Biography of Sappho
Sappho was born between 630 BC and 612 BC on the small Isle of Lesbos in the town of Eresos. Although little is known about Sappho's life, educated guesses can be drawn from her writings.
It is believed that Sappho was the daughter of an aristocratic family, Scamander and Cleïs, and to have had three brothers. It is also said that she was married and had a child, Cleïs. The origin of the child however is unkown as the word "pais" was used to describe her. The word is often used to indicate a slave or other young girl, rather than a daughter.
Sappho wrote about her time spent in Lydia, one of the wealthiest and powerful countries, with friends and the ladies of Sardis along with dancing, religion and parading armies.
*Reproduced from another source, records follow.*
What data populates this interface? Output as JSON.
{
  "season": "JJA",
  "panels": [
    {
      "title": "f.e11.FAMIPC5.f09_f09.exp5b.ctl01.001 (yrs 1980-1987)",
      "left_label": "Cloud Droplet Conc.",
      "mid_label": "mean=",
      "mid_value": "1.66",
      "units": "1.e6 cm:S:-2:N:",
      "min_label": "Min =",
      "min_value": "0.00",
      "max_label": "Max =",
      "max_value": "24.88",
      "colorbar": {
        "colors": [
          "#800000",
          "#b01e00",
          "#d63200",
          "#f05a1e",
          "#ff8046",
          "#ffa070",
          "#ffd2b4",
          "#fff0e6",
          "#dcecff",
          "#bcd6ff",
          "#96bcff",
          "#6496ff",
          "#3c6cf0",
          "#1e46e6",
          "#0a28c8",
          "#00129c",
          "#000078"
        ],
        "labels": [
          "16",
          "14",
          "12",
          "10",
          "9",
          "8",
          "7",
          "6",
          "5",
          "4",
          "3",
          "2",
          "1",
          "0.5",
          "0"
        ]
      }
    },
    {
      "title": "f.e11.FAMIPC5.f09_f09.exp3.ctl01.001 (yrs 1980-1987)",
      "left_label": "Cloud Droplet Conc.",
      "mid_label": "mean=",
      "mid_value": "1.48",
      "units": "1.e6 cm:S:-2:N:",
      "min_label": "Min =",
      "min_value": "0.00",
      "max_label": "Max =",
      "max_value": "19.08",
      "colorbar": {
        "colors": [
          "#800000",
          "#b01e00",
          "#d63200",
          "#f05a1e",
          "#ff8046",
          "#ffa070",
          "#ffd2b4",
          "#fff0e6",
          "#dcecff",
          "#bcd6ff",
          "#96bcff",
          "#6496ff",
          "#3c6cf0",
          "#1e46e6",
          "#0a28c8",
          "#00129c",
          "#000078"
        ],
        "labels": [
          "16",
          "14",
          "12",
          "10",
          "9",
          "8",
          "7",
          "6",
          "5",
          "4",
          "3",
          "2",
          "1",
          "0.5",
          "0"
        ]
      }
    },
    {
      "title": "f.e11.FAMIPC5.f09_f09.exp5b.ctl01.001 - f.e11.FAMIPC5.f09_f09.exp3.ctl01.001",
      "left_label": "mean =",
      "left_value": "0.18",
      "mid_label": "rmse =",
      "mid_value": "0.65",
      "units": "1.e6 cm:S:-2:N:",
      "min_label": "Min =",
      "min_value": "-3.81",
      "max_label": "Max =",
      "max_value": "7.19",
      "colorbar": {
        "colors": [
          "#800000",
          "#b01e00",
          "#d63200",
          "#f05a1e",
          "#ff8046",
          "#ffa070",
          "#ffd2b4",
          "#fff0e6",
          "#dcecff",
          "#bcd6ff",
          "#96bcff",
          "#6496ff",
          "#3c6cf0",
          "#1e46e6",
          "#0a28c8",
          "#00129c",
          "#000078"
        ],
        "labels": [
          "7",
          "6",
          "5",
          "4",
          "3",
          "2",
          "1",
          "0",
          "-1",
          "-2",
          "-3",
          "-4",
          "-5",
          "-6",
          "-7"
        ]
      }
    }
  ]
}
Once the violent coup led by Pittacus took place in Lesbos, Sappho and other members of the aristocracy were exiled, including fellow poet Alcaeus. Her poetry speaks of her mistreatment in the following years spent before moving to Syracuse on the island of Sicily. Before her arrival at the city, the people built a statue of her as a welcome. Once Pittacus was no longer in power in 581 BC, Sappho's was free to return to her homeland.
Sappho is believed to have died around 570 BC. It is unknown what the cause of death was. However, one tradition suggests she jumped off Leucadian cliffs for her love of Phaon, a ferryman.
As some of her love poems are addressed to women, she has long been considered a homosexual. The word "lesbian" is derived from the island of Lesbos because of her. As well, the word "sapphic" comes from her name.